The U.S. Department of Energy anticipates a future where many households will utilize solar on their rooftops and that power will be transferred to the shared grid.
They are funding the Community Power Project in Flagstaff to test a shared grid system. It is anticipated that as many as one in three households will have solar capacity in the near future.
From the Clean Technica article:
Preparing for a future when a third of us will make our own electricity from solar on our roofs and ship that power onto the shared grid - the U.S. Department of Energy has funded the development of a solar community in Flagstaff, Arizona to help test how well the grid can handle that.
With everything expected to be complete this month, the test is now ready to be switched on.

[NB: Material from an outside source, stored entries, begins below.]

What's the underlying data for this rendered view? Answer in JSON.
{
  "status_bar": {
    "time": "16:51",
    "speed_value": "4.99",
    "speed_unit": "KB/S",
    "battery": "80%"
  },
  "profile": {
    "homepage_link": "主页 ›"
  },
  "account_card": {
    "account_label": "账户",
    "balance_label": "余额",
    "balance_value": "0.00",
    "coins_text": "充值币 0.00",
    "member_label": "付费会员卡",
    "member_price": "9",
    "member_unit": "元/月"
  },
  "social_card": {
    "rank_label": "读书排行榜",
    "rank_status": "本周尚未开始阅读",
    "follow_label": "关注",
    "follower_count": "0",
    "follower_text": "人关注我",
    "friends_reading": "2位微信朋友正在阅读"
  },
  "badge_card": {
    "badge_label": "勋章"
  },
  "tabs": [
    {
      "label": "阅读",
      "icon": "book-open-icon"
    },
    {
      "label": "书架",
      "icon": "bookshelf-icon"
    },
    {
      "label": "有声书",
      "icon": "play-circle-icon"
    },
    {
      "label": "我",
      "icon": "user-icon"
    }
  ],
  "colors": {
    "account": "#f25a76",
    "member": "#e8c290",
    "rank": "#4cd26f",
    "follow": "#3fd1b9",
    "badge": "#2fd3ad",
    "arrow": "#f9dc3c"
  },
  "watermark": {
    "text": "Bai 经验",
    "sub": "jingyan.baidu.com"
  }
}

The DOE supplied a $3.3 million grant in 2010 to help American Power Service (APS) set up the Community Power Project in the northern Arizona city to study the effects of a high concentration of solar rooftops on the grid.
APS, the oldest electricity utility in Arizona – and the owner of the largest coal power plant in the Southeast – must in turn run tests to see how well the grid can handle that much solar, spread out among individual customers, rather than coming from a single utility-scale project.
This Flagstaff neighborhood will have a distribution line that carries 30 percent solar energy, and “the question is: how do you optimize the grid in that case,” Dan Wool, spokesman for APS told Energy Prospects West. This study “envisions a future when everyone has solar.” (Or one in three of us.)
Within the single Flagstaff neighborhood, APS has now installed photovoltaic systems on 125 residential rooftops ranging from 2 KW to 4 KW, along with solar water heaters in some low-income households and a 400 KW solar system at a local elementary school.
In addition to the small distributed rooftop solar arrays, about a third of the renewable energy for the Community Power Project will be generated from a 500 KW ground mounted solar farm consisting of PV panels arranged in several rows on top of single-axis tracking supports at the Doney Park Renewable Energy Site on 10 acres of land owned by APS.
To back up the solar energy and provide storage to even out the grid, APS included a 1.5 MWh battery storage system into the local grid at a substation.